By Willie Beck, SVP and Director of Acquisitions, Capital Automotive
Should I own or lease my dealership real estate? For most car dealers, the answer is “it depends”.
At Capital Automotive, we provide real estate capital to dealers by funding 100% of the fair market value (“FMV”) of their dealership land and buildings, and lease the property back to dealers under long-term lease agreements (which is known as a sale / leaseback transaction).
While dealers no longer own the property, they retain control of the real estate for 20, 30 or even 40 or more years through the lease agreement. During our visits with dealers, we are frequently asked “should I own or lease?” Determining the answer for a specific dealer to this seemingly simple question depends on a number of unique factors, including:
- Personal intention (expand the business, maintain the status quo or consider exit strategies)
- Real estate equity / Available refinancing options
- Alternative uses for the equity (within or outside of the auto industry)
- Desire to diversify (perhaps for estate planning)
Let’s review each of these factors:
Personal Intention
Dealers that are satisfied with the status quo and don’t have an opportunity to invest additional capital, or are considering near-term exit strategies, should probably retain ownership of their real estate, as to maintain maximum flexibility. For example, unless there’s a liquidity or mortgage refinancing need, there probably isn’t a practical business case to explore a sale / leaseback transaction.
Likewise, if a dealer is considering a near-term exit strategy like the sale of the business, it is probably best to retain ownership of the real estate. That way, once a buyer is determined the buyer has the option to acquire or lease the property, thereby maintaining financing flexibility. However, once a property is leased and a sale of the business occurs the lease can be assigned to the buyer subject to customary conditions, such as factory approval and credit approval of the buyer.
Amount of Equity / Available Refinancing Options
When dealership real estate is owned by the dealer (typically through a related real estate company), the property is generally financed utilizing a mortgage loan from a bank or captive finance company. Typical down-payment requirements are 20% – 25%, and typical loan terms are 5 – 10 years. The property’s equity is calculated by the difference between the property’s FMV and the loan’s payoff amount.

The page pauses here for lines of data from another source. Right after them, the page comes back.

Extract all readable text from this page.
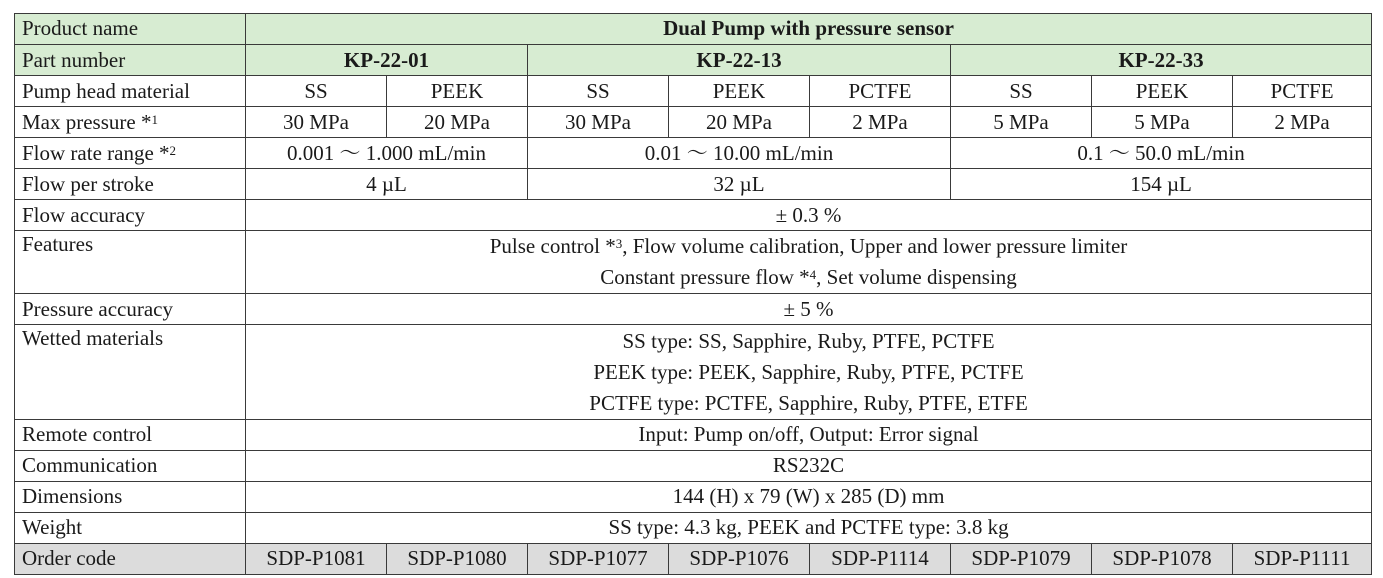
Product name	Dual Pump with pressure sensor							
Part number	KP-22-01		KP-22-13			KP-22-33		
Pump head material	SS	PEEK	SS	PEEK	PCTFE	SS	PEEK	PCTFE
Max pressure *$^1$	30 MPa	20 MPa	30 MPa	20 MPa	2 MPa	5 MPa	5 MPa	2 MPa
Flow rate range *$^2$	0.001 〜 1.000 mL/min		0.01 〜 10.00 mL/min			0.1 〜 50.0 mL/min		
Flow per stroke	4 µL		32 µL			154 µL		
Flow accuracy	± 0.3 %							
Features	Pulse control *$^3$, Flow volume calibration, Upper and lower pressure limiter
Constant pressure flow *$^4$, Set volume dispensing							

Pressure accuracy	± 5 %							
Wetted materials	SS type: SS, Sapphire, Ruby, PTFE, PCTFE
PEEK type: PEEK, Sapphire, Ruby, PTFE, PCTFE
PCTFE type: PCTFE, Sapphire, Ruby, PTFE, ETFE							

Remote control	Input: Pump on/off, Output: Error signal							
Communication	RS232C							
Dimensions	144 (H) x 79 (W) x 285 (D) mm							
Weight	SS type: 4.3 kg, PEEK and PCTFE type: 3.8 kg							
Order code	SDP-P1081	SDP-P1080	SDP-P1077	SDP-P1076	SDP-P1114	SDP-P1079	SDP-P1078	SDP-P1111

Unlike during the recent Great Recession, banks are currently offering attractive refinancing rates and terms for loans that are maturing. Unless there’s a need to redeploy the real estate equity for another purpose (as described below), there probably isn’t a significant business case to complete a sale / leaseback transaction, but it may be smart to consider this option before interest rates increase.
Alternative Uses for the Real Estate Equity
Today, many dealers are looking to expand their businesses by acquiring additional franchises. Besides available investable cash, some of these dealers consider the equity in their existing real estate to be a good source of additional funds for acquisitions. By completing a sale / leaseback transaction, that equity (on an after-tax basis) can be redeployed into the new acquisition, thereby reducing the need for additional investment and / or debt financing.
Additionally, some of these dealers also consider a sale / leaseback transaction on the new dealership real estate, thereby eliminating the need for the additional 20% – 25% equity investment for the new property, thereby effectively lowering their funding requirement and improving their return on investment. Thus, the sale / leaseback can be utilized on existing real estate, the to-be-acquired real estate or both.
Diversification
The funds generated through a sale / leaseback transaction could be invested elsewhere (even as part of a “1031 exchange” transaction), while the dealer retained control of the property and ownership of the dealership franchise. Many of our clients have successfully utilized us for these estate planning or diversification strategies.
As outlined, a sale / leaseback transaction could be an appropriate real estate strategy, depending upon a dealer’s needs. As with any strategic transaction, dealers should consult with their advisors to fully understand the tax, legal and other potential implications
When Capital Automotive was first formed in 1997, the founders recognized that our sale / leaseback product would also be a good tool for dealers as part of their comprehensive estate planning, or who wanted to diversify some of their investments away from the auto industry, into other real estate types, stocks or bonds, or even other businesses. Capital Automotive currently has invested over $3.4 billion in 300 properties, and does business with over 65 dealership groups in 35 states.